Indeed, the tyre sometimes gives Marquez an advantage because his super-aggressive corner-entry technique puts more load into the tyre, which means more grip, at least in cooler conditions when other factories struggle, as at the Sachsenring. “At tracks where riders struggle to heat the front tyre, Marc’s style helps,” Yokoyama adds. “But it won’t at tracks where riders struggle with the front overheating.”
Marquez was soon braking just as madly and deeply as ever, so he won the second and third races in Argentina and Texas, but, perhaps, those successes flattered to deceive, because he was defeated on his next five outings.
Honda’s big problem was acceleration, which really hurt Marquez’s lap-times. But this wasn’t so much a lack of horsepower as a lack of electronics. “We have the power,” says Marquez. “Last year we could put down the power with our electronics because the bike was more stable and the slides were nicer, but we cannot manage the power with these new electronics.”
His problem is easy enough to understand from trackside.

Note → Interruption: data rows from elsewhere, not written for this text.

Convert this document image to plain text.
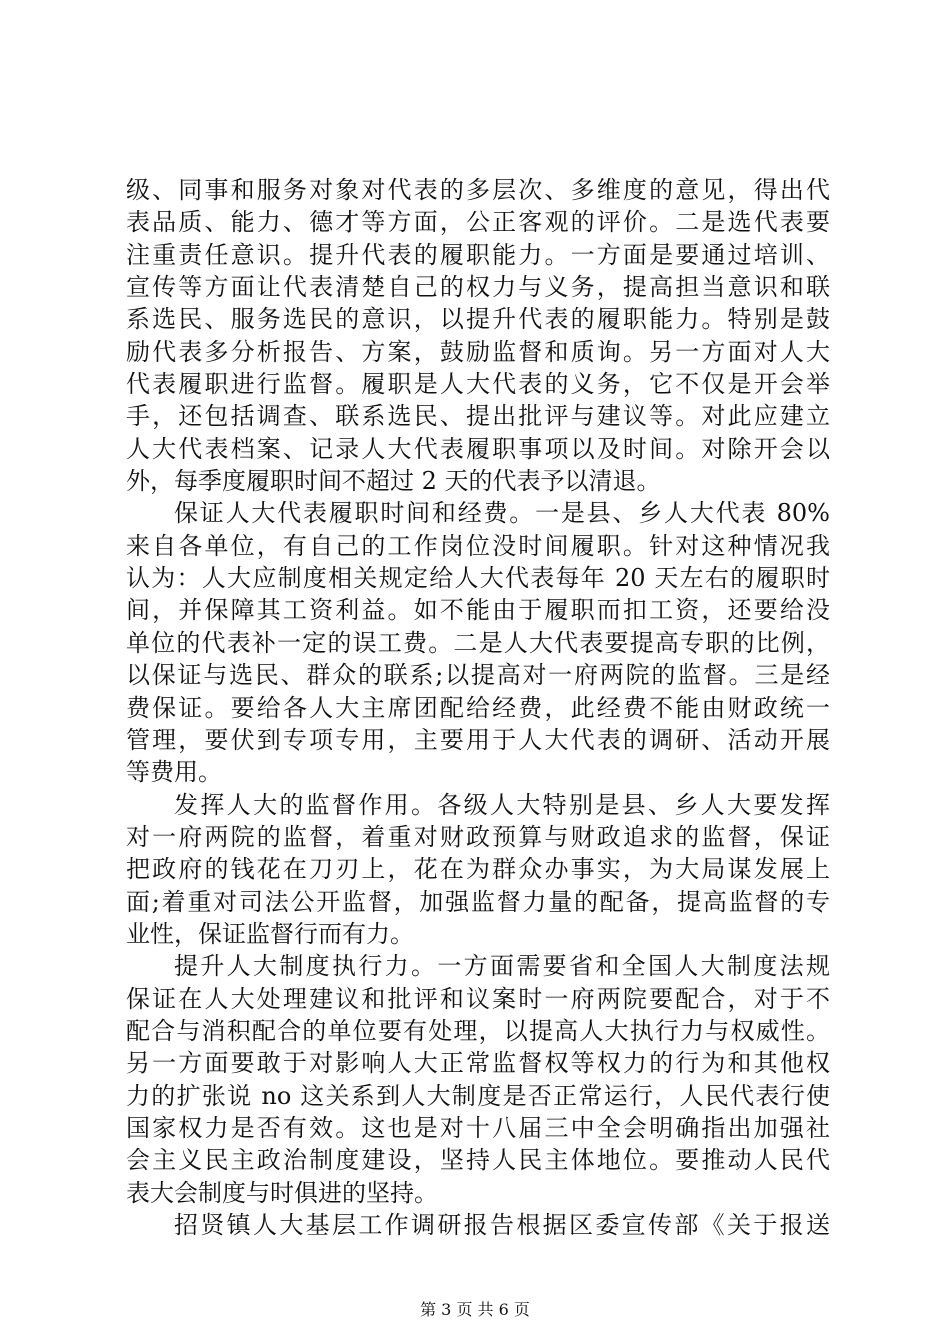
级、同事和服务对象对代表的多层次、多维度的意见，得出代
表品质、能力、德才等方面，公正客观的评价。二是选代表要
注重责任意识。提升代表的履职能力。一方面是要通过培训、
宣传等方面让代表清楚自己的权力与义务，提高担当意识和联
系选民、服务选民的意识，以提升代表的履职能力。特别是鼓
励代表多分析报告、方案，鼓励监督和质询。另一方面对人大
代表履职进行监督。履职是人大代表的义务，它不仅是开会举
手，还包括调查、联系选民、提出批评与建议等。对此应建立
人大代表档案、记录人大代表履职事项以及时间。对除开会以
外，每季度履职时间不超过 2 天的代表予以清退。
保证人大代表履职时间和经费。一是县、乡人大代表 80%
来自各单位，有自己的工作岗位没时间履职。针对这种情况我
认为：人大应制度相关规定给人大代表每年 20 天左右的履职时
间，并保障其工资利益。如不能由于履职而扣工资，还要给没
单位的代表补一定的误工费。二是人大代表要提高专职的比例，
以保证与选民、群众的联系;以提高对一府两院的监督。三是经
费保证。要给各人大主席团配给经费，此经费不能由财政统一
管理，要伏到专项专用，主要用于人大代表的调研、活动开展
等费用。
发挥人大的监督作用。各级人大特别是县、乡人大要发挥
对一府两院的监督，着重对财政预算与财政追求的监督，保证
把政府的钱花在刀刃上，花在为群众办事实，为大局谋发展上
面;着重对司法公开监督，加强监督力量的配备，提高监督的专
业性，保证监督行而有力。
提升人大制度执行力。一方面需要省和全国人大制度法规
保证在人大处理建议和批评和议案时一府两院要配合，对于不
配合与消积配合的单位要有处理，以提高人大执行力与权威性。
另一方面要敢于对影响人大正常监督权等权力的行为和其他权
力的扩张说 no 这关系到人大制度是否正常运行，人民代表行使
国家权力是否有效。这也是对十八届三中全会明确指出加强社
会主义民主政治制度建设，坚持人民主体地位。要推动人民代
表大会制度与时俱进的坚持。
招贤镇人大基层工作调研报告根据区委宣传部《关于报送
第 3 页 共 6 页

While other bikes go ‘waaaaaaaah’ out of corners, the RC213V goes ‘waah… waah… waah’, indicating the rear tyre scrabbling for grip.
“The new traction control is less reactive, it has a time delay, so it’s easy for us to overshoot the slip-ratio target and then come back too strongly,” adds Yokoyama.
HRC have chipped away at the zeroes and ones, gradually unlocking the secrets of Magneti Marelli’s traction-control system, but they haven’t stopped there. “The acceleration issue is a combination of electronics, chassis stiffness and so,” adds Yokoyama who recently introduced a new version of the 2014 frame that Marquez still prefers. “It’s a small modification to adjust to the character of Michelin’s rear slick and give us more acceleration grip.”
However, arguably the most significant change within Repsol Honda is Marquez’s new race psyche, which swaps his old win-it-or-bin-it attitude for a more mature pointscoring mentality.